Les
autorités marocaines doivent enquêter de toute urgence sur des
allégations selon lesquelles des policiers et des agents des forces de
sécurité ont violemment agressé cinq militantes sahraouies, a déclaré
Amnesty International vendredi 27 mai 2022. L’organisation a enquêté sur les circonstances de ces cinq attaques distinctes survenues les 15 et 16 avril dans la ville de Boujdour (Sahara occidental).
Zeinab Babi, Embarka Al Hafidhi, Fatima al Hafidhi, Oum Al Moumin Al
Kharashi et Nasrathum (Hajatna) Babi ont été prises pour cibles après
avoir participé à des manifestations pacifiques en faveur du droit du
peuple sahraoui à l’autodétermination, et après avoir publiquement
exprimé leur soutien à Sultana Khaya, militante sahraouie de premier
plan.
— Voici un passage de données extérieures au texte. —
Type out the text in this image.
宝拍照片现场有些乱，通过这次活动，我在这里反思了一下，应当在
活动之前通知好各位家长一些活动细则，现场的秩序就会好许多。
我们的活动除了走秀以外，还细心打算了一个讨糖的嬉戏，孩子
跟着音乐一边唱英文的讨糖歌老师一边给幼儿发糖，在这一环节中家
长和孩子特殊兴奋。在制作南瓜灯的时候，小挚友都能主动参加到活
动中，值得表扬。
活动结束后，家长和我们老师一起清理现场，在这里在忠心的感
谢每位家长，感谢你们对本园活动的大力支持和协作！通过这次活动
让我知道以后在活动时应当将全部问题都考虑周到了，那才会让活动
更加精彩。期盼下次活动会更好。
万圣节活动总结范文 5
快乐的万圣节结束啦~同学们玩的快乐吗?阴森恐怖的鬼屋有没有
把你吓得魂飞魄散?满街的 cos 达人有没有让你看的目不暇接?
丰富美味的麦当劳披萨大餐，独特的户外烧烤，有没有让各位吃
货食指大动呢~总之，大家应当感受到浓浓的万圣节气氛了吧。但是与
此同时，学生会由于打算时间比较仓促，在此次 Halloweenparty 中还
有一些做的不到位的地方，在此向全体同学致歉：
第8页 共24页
Des agents des forces de sécurité en civil et des policiers
marocains ont donné à ces femmes des coups de bâton, et les ont rouées
de coups de poing et de pied. Une femme a perdu connaissance et sa main a
nécessité une opération de chirurgie reconstructive. Deux de ces femmes
ont dit avoir été agressées sexuellement.
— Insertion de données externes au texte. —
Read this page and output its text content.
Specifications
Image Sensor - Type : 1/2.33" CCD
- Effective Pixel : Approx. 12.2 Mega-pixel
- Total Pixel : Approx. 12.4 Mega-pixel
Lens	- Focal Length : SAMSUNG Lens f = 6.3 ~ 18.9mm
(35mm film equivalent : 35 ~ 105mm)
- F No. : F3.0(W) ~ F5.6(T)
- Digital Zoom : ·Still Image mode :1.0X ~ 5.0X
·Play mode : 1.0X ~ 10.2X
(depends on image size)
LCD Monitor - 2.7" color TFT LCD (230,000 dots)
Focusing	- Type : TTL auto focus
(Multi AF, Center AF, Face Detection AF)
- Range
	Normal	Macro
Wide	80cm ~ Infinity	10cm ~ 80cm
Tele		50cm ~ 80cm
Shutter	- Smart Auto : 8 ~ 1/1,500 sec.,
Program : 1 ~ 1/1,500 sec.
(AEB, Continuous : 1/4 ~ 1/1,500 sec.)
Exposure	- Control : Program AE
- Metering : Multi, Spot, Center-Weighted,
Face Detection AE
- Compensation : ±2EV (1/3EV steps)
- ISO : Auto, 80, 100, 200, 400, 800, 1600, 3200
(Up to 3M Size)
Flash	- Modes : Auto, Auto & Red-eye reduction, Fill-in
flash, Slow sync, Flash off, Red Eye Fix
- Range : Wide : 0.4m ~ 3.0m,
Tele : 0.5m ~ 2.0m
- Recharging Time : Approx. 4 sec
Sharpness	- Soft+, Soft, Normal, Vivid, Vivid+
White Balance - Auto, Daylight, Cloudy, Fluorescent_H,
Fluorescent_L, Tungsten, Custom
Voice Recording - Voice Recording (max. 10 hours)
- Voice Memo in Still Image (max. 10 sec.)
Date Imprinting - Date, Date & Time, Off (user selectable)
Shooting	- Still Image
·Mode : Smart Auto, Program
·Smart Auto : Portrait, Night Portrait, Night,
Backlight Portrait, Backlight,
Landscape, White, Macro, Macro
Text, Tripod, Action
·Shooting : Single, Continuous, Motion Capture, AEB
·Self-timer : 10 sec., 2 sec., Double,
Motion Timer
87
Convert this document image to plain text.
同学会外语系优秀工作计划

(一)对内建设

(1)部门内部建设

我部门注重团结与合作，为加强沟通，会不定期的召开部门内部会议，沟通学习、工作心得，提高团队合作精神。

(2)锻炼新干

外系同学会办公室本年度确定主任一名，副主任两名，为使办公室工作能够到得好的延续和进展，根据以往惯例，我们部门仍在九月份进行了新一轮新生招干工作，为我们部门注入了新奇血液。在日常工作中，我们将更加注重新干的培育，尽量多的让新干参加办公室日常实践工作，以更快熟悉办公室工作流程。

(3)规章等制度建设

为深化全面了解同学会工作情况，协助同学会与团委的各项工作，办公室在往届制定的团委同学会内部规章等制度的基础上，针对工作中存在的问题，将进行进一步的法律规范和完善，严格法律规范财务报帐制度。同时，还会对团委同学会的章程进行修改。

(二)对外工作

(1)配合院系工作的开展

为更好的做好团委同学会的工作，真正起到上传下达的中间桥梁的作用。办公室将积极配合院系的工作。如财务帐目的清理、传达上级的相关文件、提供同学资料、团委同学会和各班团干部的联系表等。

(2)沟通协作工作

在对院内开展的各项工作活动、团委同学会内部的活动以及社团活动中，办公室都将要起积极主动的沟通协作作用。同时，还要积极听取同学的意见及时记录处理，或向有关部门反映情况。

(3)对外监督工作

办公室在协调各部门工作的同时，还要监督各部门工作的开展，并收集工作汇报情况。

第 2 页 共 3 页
« Cinq semaines après ces attaques choquantes, les autorités n’ont
toujours pris aucune mesure en vue d’ouvrir une enquête. Ces femmes ont
exercé de manière pacifique leur droit à la liberté d’expression et de
réunion, et pourtant elles ont été victimes d’agressions brutales, qui
leur ont valu des entailles, des hématomes et, dans au moins un cas, des
os brisés », a déclaré Amna Guellai, directrice adjointe pour le
Moyen-Orient et l’Afrique du Nord à Amnesty International.
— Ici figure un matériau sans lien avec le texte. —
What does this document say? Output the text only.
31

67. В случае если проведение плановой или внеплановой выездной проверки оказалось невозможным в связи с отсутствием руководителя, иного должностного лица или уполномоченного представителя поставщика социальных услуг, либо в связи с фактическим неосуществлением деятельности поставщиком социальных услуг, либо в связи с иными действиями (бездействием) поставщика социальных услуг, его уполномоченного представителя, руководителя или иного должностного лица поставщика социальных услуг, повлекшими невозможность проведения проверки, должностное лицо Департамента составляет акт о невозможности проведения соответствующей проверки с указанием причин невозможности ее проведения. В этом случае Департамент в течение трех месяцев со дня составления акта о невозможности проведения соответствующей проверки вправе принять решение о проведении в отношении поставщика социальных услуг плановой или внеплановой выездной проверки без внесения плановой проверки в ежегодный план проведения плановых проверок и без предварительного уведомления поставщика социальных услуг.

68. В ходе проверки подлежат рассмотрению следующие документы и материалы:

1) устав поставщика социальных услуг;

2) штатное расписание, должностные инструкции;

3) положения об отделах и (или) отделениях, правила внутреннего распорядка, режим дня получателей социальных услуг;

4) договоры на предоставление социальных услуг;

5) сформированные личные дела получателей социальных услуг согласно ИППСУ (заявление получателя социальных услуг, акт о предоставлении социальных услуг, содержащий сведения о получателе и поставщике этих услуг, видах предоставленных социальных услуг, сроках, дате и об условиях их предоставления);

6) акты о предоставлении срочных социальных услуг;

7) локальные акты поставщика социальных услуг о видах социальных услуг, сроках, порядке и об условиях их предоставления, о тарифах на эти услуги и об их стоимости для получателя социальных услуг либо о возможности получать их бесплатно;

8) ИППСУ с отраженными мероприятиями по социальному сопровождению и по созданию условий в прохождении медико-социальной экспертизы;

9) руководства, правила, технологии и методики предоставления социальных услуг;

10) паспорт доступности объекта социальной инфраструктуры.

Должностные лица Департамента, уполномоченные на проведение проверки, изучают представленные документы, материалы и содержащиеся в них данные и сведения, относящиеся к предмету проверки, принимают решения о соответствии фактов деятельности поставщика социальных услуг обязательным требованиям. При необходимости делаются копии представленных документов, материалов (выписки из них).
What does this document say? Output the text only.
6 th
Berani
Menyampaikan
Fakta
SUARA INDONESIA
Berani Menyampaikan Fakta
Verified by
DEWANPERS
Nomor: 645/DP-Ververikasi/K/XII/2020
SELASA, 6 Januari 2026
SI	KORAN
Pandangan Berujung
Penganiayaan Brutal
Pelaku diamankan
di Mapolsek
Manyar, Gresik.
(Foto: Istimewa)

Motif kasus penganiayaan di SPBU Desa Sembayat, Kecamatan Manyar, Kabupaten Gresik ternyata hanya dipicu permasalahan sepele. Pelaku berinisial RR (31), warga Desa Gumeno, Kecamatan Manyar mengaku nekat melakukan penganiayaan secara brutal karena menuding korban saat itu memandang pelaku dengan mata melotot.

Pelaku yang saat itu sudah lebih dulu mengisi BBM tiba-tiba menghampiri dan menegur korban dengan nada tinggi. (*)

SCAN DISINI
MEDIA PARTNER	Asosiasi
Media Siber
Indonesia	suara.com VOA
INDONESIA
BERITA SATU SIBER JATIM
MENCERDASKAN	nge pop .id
« Jusqu’à présent, les responsables présumés ont bénéficié de
l’impunité la plus totale. Au lieu de chercher à rendre justice à ces
femmes, les autorités marocaines ont posté des membres des forces de
sécurité devant leurs logements, ce qui les effraie et les dissuade de
sortir. Nous exhortons les autorités marocaines à mettre fin au
harcèlement et aux violences visant les militant·e·s sahraouis, et à
diligenter immédiatement des enquêtes impartiales sur tous les actes de
torture et autres formes de mauvais traitements imputés à des policiers
et des agents des forces de sécurité marocains. »
Solidarité pacifique
Sultana Khaya et sa famille se trouvent en résidence surveillée
depuis novembre 2020. Les autorités marocaines leur ont fait subir
depuis lors des violations graves des droits humains, notamment lorsque
Sultana Khaya a été violée.
Les cinq militant·e·s se trouvaient dans la rue à Boujdour, la
plupart d’entre elles se dirigeant vers la maison de Sultana Khaya afin
de se joindre à des manifestations pacifiques sur le toit de celle-ci,
lorsqu’elles ont séparément été agressées par des groupes d’agents des
forces de sécurité marocaines.
Un des cas les plus graves a eu lieu le 16 avril, quand des policiers
marocains ont arrêté Zeinab Babi, sans lui expliquer pourquoi, alors
qu’elle se rendait au supermarché en taxi. Deux policiers l’ont frappée
et lui ont donné des coups de pied dans la voiture sur le chemin du
poste de police. Au poste, quatre agents ont questionné Zeinab au sujet
de son action militante, tout en l’insultant et en la frappant de
manière intermittente, lui donnant notamment des coups de poing.
Zeinab a finalement été libérée au bout de trois heures, mais son
supplice n’était pas terminé. Alors qu’elle rentrait à pied du poste de
police, d’autres policiers et agents des forces de sécurité l’ont
agressée. Lors de la première attaque, qui s’est déroulée près du poste
de police, un groupe de policiers et d’agents des forces de sécurité
l’ont frappée à l’aide de bâtons. Zeinab était sur le point d’atteindre
sa maison, lorsqu’un groupe d’agents des forces de sécurité l’ont
encerclée, lui ont donné des coups de poing et de pied, et l’ont frappée
avec des bâtons jusqu’à ce qu’elle perde connaissance.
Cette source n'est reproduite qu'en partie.